Arriva da San Francisco il termine McMindfulness. Coniata dal professore Ronald Purser, la parola mette in discussione l’autenticità e l’integrità della meditazione in Occidente.
La pratica meditativa, oggi diffusa in modo capillare, ha radici profonde nelle tradizioni spirituali e filosofiche orientali, come il buddismo, e sul dizionario Treccani viene definita “concentrazione della mente nella speculazione e contemplazione di verità religiose, o di problemi filosofici o morali”. Tra big corporate, social media, applicazioni e libri dalla credibilità precaria è improbabile non averne mai sentito parlare.
Visualizza questo post su Instagram
Ma di che cosa si tratta?

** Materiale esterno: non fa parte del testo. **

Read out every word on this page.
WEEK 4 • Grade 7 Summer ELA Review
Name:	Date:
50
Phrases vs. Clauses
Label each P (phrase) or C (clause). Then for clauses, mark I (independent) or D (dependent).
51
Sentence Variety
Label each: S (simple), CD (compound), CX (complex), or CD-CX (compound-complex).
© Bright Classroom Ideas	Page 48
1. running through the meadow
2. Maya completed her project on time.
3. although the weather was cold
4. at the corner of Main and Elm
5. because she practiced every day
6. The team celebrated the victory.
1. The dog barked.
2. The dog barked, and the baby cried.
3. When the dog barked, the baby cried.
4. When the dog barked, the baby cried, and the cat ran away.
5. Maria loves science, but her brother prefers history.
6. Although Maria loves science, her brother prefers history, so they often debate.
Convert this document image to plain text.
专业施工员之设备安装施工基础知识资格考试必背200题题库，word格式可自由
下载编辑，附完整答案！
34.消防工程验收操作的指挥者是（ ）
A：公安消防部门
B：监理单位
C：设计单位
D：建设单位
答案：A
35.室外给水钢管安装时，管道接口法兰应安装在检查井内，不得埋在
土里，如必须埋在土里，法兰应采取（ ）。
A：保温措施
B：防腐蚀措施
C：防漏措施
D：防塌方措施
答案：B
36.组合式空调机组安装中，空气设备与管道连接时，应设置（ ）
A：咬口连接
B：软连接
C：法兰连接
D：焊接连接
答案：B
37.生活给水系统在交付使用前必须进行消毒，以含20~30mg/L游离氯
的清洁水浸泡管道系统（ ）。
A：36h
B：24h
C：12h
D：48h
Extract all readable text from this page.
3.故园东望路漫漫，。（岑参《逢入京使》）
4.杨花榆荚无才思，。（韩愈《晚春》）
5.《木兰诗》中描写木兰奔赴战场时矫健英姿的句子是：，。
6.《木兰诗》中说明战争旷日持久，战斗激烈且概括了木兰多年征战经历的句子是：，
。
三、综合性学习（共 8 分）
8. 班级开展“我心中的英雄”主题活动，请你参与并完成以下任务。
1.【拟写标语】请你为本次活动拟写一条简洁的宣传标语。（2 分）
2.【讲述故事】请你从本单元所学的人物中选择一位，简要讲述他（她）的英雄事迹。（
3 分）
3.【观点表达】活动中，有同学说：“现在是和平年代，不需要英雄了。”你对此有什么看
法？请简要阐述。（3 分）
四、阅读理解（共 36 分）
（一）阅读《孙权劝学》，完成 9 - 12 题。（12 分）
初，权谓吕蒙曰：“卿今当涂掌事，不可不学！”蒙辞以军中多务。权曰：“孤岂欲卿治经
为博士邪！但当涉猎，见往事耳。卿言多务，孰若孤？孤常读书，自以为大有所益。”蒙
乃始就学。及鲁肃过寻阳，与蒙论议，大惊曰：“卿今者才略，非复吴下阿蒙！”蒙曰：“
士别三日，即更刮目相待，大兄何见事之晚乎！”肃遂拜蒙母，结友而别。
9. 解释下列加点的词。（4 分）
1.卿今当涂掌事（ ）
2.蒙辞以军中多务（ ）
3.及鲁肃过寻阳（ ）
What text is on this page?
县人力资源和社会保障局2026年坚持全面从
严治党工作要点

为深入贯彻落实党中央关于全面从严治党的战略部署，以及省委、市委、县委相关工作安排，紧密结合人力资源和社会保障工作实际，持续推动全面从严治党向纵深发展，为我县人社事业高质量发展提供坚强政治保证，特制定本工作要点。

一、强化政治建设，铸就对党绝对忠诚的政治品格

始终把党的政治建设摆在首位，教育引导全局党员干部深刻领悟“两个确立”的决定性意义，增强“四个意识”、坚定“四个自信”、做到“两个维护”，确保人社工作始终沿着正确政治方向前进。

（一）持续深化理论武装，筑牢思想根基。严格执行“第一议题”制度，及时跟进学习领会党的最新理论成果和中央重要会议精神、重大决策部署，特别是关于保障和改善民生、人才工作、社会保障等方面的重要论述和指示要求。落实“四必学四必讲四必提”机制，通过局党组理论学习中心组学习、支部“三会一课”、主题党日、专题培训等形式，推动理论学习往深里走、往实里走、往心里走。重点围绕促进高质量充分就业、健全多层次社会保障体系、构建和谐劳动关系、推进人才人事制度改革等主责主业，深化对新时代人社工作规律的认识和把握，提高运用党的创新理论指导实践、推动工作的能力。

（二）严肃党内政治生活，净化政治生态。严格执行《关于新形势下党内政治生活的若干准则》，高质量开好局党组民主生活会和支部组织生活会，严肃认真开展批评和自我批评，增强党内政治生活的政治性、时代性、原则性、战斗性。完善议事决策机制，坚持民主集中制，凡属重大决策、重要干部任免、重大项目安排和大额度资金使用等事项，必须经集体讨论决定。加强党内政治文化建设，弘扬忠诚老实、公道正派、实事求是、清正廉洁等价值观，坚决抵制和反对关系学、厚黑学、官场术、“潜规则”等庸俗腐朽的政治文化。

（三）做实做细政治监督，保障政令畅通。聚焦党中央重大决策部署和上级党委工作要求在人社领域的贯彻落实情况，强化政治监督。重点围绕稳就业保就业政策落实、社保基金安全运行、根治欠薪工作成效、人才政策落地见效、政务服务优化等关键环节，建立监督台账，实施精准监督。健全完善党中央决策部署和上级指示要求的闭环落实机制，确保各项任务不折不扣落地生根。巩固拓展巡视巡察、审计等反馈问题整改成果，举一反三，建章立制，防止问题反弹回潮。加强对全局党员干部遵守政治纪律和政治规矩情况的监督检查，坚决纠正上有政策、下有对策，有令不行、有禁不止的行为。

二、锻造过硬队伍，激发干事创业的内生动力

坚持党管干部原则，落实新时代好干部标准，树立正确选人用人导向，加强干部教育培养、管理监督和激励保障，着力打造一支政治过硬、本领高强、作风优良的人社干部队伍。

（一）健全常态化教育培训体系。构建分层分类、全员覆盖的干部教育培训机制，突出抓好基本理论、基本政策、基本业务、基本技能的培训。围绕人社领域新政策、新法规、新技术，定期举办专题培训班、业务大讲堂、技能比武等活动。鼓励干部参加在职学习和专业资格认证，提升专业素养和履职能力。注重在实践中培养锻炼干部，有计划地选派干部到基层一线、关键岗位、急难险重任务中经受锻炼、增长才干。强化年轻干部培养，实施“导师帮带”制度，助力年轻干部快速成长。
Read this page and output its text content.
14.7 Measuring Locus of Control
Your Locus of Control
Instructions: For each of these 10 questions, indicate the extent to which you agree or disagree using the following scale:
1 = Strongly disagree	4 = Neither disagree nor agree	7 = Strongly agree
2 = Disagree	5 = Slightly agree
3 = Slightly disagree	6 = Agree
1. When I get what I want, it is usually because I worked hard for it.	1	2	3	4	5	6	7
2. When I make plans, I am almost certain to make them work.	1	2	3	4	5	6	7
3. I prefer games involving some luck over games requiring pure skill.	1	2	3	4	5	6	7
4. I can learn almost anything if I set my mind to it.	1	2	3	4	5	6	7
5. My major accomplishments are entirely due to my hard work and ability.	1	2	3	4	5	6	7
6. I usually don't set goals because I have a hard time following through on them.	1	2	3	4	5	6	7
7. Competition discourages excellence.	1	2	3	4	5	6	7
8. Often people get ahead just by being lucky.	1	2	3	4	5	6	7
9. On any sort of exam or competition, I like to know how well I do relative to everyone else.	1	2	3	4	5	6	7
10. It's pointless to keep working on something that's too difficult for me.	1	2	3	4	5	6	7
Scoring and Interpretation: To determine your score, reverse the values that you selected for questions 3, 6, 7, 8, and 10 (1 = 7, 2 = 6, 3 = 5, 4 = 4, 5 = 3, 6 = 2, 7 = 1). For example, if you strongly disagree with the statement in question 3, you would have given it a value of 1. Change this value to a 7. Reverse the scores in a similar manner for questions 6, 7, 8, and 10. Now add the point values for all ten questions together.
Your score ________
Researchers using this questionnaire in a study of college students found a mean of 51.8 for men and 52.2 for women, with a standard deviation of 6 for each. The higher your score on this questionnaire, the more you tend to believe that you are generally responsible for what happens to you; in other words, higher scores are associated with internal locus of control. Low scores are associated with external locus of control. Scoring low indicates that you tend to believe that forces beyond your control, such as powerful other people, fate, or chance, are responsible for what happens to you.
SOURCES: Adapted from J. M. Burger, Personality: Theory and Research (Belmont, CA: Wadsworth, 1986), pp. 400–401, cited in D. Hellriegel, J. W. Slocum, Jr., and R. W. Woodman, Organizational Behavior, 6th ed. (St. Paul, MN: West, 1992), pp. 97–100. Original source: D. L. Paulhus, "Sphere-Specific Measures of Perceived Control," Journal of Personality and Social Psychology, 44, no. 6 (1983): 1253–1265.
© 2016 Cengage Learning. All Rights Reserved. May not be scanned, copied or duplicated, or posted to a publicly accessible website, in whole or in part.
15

La parola meditazione deriva dal latino “meditatio”, e il suo significato è riflessione, pensiero, pratica, esercizio.
È di fatto un modo per esercitare la mente. L’obiettivo è rilassarsi e raggiungere una maggiore consapevolezza di sé.
Ecco però che viene messa a nudo la spregiudicatezza dell’approccio occidentale. Purser inventa la parola McMindfulness. Un termine che richiama l’associazione con l’azienda McDonald’s e suggerisce l’idea di qualcosa di veloce e superficiale. La McMindfulness mette l’attenzione sulla potenziale ed effettiva commercializzazione della pratica della consapevolezza.
Secondo il pensiero più critico, la McMindfulness riduce la Mindfulness a un esercizio superficiale di benessere personale che promuove soluzioni rapide e semplicistiche, anziché un’autentica comprensione e pratica della consapevolezza.
Questo rischio di commercializzazione porta quindi a svuotare la Mindfulness del suo significato più profondo. Il risultato: un prodotto da consumare piuttosto che uno stile di vita.
Uno dei punti fondamentali su cui si fonda la critica è la semplificazione. L’eccessiva approssimazione con cui viene approcciata la pratica porta alla perdita del reale significato.
L’analisi di Purser esorta quindi a una maggiore conoscenza della portata della meditazione. Con l’aria che tira, specie in questa parte del mondo bombardata da violente raffiche di superficialità, non è neanche così banale.